# Oak Chips/Cubes



## winemaker_3352 (Jun 14, 2012)

When using oak chips/cubes - why do the directions indicate to boil for 15 mins?

What does this accomplish??


----------



## BobF (Jun 14, 2012)

And some say to soak in water for an hour ... I've always wondered the same thing.


----------



## ibglowin (Jun 14, 2012)

I have never boiled or soaked a single cube or chip, why give up any of that oak goodness to the boiling water gods....... Makes no sense at all!


----------



## winemaker_3352 (Jun 14, 2012)

ibglowin said:


> I have never boiled or soaked a single cube or chip, why give up any of that oak goodness to the boiling water gods....... Makes no sense at all!



My point exactly - i thought maybe i was just missing something..


----------



## BobF (Jun 14, 2012)

I've never boiled or soaked either.
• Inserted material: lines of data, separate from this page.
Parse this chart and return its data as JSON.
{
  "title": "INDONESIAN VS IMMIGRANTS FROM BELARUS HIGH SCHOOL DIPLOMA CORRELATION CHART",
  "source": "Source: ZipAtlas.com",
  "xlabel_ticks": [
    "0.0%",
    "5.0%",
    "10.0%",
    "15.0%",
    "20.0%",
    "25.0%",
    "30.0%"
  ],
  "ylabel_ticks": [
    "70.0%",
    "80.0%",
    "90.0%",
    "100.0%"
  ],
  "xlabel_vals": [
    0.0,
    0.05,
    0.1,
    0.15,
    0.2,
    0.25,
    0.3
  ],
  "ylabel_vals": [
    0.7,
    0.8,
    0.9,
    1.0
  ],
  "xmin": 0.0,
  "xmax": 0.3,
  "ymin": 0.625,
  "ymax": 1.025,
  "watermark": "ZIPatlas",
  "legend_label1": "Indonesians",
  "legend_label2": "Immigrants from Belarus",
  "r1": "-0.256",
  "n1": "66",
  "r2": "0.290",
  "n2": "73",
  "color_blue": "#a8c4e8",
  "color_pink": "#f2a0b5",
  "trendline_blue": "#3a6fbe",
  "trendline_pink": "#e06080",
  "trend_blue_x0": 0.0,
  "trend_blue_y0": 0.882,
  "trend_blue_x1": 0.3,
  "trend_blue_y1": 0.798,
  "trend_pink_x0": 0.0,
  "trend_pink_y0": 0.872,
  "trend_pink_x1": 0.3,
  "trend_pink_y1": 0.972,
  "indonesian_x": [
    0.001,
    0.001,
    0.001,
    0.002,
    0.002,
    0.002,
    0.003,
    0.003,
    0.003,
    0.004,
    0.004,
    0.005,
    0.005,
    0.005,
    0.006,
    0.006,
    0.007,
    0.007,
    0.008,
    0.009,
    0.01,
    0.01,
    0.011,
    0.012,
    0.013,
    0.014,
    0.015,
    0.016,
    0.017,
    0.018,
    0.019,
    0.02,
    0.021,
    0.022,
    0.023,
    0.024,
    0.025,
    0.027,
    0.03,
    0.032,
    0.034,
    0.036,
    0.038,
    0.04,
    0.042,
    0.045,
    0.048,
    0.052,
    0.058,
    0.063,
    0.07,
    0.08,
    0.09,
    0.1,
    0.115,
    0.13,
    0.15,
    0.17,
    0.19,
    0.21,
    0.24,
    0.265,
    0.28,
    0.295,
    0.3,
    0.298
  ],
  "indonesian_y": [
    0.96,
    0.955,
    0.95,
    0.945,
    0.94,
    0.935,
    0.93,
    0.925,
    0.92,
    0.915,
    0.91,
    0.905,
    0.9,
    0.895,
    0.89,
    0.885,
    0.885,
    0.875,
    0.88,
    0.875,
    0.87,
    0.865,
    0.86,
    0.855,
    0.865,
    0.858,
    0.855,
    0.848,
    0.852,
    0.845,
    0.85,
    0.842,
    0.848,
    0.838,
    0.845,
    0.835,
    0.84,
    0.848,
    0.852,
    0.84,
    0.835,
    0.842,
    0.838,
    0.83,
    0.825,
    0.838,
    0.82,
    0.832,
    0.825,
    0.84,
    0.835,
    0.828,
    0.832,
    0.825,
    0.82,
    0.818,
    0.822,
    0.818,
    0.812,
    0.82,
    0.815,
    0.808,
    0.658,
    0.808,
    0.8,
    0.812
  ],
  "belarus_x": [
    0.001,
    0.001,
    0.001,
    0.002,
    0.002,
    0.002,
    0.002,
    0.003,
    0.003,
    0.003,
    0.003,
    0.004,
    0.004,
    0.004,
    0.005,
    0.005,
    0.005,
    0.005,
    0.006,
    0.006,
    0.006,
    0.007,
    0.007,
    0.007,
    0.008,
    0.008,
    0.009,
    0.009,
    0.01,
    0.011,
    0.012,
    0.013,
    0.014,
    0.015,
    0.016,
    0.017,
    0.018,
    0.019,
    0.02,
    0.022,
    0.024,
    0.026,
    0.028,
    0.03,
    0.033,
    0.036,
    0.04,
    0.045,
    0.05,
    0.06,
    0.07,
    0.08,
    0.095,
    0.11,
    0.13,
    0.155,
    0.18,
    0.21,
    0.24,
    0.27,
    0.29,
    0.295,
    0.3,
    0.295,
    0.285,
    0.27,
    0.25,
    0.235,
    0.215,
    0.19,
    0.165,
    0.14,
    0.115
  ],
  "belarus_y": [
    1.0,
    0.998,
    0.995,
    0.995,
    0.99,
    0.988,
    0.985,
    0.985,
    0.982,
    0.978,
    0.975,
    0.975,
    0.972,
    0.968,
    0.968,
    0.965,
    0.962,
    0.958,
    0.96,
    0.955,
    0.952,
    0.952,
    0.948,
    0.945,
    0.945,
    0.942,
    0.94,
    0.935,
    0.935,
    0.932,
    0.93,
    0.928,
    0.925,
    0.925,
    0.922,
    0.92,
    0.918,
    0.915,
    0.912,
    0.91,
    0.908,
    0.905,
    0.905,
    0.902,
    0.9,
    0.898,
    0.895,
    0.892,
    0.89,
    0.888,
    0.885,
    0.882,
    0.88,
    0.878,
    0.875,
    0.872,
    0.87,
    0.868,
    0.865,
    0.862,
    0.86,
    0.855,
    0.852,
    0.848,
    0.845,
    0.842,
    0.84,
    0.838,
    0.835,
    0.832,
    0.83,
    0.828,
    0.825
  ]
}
I've always wondered if maybe I'm missing something.


----------



## Deezil (Jun 14, 2012)

I've recently read this in regards to untoasted oak as well, although i think it holds some merit there.. As for the regular toasted oaks, im not sure.. But i know with untoasted oak, the aim isnt the oak flavor so boiling out some of that wouldnt necessarily be a bad thing.. Just speculation though, i'll have my hands in it all soon enough


----------



## joea132 (Jun 15, 2012)

I always rinse my oak cubes off to get rid of excess dust and spray them with K meta solution. I would never boil out the flavor that I pay for...


----------



## BobF (Jun 15, 2012)

Thinking about this some ... one possible reason would be to displace the air in the chips to keep from putting the air into the wine. I'm of the opinion that carboy-matured wine could probably use a little air! ;-)

Maybe not for white ... heck, I don't know! I'm just thinking out loud. Move along ....


----------